Kaye and Wendy Pierson came from Maine to attend the Pine Needles Golf Academy in 2001, meeting the late Peggy Kirk Bell, the Pine Needles matriarch. Kaye liked the area and she and husband, Paul Leonard, moved to Pinehurst in 2007 after she retired.

There would be family tragedy. Pierson’s father, John, died in April 2009 of heart problems. Wendy, diagnosed with a brain tumor, died a few months later at 52.

Those were sad, trying times for Kaye, who learned in 2013 that another close friend from Maine was dying of cancer.

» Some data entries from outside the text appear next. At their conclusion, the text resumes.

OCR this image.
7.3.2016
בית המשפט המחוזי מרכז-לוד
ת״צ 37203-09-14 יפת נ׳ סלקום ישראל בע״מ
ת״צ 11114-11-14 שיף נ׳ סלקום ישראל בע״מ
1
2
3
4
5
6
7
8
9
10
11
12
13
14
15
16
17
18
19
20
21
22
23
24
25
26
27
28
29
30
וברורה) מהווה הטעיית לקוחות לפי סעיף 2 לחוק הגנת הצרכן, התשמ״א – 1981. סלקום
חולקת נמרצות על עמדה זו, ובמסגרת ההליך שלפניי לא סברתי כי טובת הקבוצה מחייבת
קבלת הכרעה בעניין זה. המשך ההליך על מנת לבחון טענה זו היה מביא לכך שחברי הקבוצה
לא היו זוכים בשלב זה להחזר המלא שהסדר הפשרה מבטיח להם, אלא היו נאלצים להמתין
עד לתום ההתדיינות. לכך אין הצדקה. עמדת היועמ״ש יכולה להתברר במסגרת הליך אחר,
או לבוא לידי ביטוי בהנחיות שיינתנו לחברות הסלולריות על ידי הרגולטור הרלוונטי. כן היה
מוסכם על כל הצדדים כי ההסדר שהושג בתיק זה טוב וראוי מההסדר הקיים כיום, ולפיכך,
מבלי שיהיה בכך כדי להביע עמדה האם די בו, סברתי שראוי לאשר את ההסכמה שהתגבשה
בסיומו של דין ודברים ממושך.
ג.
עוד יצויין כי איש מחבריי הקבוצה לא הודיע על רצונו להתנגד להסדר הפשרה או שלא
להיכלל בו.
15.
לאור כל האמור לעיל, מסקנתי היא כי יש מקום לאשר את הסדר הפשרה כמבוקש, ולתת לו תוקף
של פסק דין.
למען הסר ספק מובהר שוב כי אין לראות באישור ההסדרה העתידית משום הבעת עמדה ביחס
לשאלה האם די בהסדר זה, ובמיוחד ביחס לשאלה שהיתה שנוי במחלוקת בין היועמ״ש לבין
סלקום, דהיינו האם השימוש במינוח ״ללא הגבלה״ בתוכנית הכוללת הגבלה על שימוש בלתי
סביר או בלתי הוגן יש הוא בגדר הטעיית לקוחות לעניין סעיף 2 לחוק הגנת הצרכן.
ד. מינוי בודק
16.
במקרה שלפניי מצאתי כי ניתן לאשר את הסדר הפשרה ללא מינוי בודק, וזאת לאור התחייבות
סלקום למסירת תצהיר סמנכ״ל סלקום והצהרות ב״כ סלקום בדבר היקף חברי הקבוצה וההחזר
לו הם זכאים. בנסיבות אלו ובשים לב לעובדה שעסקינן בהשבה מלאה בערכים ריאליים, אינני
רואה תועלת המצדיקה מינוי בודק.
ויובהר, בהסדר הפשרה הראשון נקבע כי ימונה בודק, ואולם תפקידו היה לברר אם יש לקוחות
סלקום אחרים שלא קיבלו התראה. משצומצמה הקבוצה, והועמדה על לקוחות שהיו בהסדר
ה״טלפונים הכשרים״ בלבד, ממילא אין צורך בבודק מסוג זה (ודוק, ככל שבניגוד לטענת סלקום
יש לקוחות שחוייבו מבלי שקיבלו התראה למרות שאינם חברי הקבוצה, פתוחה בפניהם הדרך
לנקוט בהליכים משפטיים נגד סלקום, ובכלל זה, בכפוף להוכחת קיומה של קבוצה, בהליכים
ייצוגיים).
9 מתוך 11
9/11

One morning, her friend on her mind, she came to the Pinehurst club to find the sun rising and the setting beautifully serene. The iconic Putter Boy statue was bathed in the first rays of light. The only thing missing was the ghost of Donald Ross appearing out of the fog.

“It was a surreal moment,” Pierson said.

She took a photo with her phone. Liking it, she posted it on social media. The response was so immediate and overwhelming, prints soon were made entitled “First Light at Pinehurst.”

Proceeds from sales of the print, at Pierson’s request, were donated to The Healing Garden at the FirstHealth Hospice & Palliative Care campus in Pinehurst, which had helped her with counseling during that stressful time in her life.

“I first met Kaye because of the photo she took,” Pashley said. “The fact she used the proceeds to be donated to a charity, we use her as an example of teamwork throughout the company. She got this great photo and saw to it that it be used for a greater good.”

Look for her on a mower, maybe listening to Bonnie Raitt. Mowing grass. Loving it.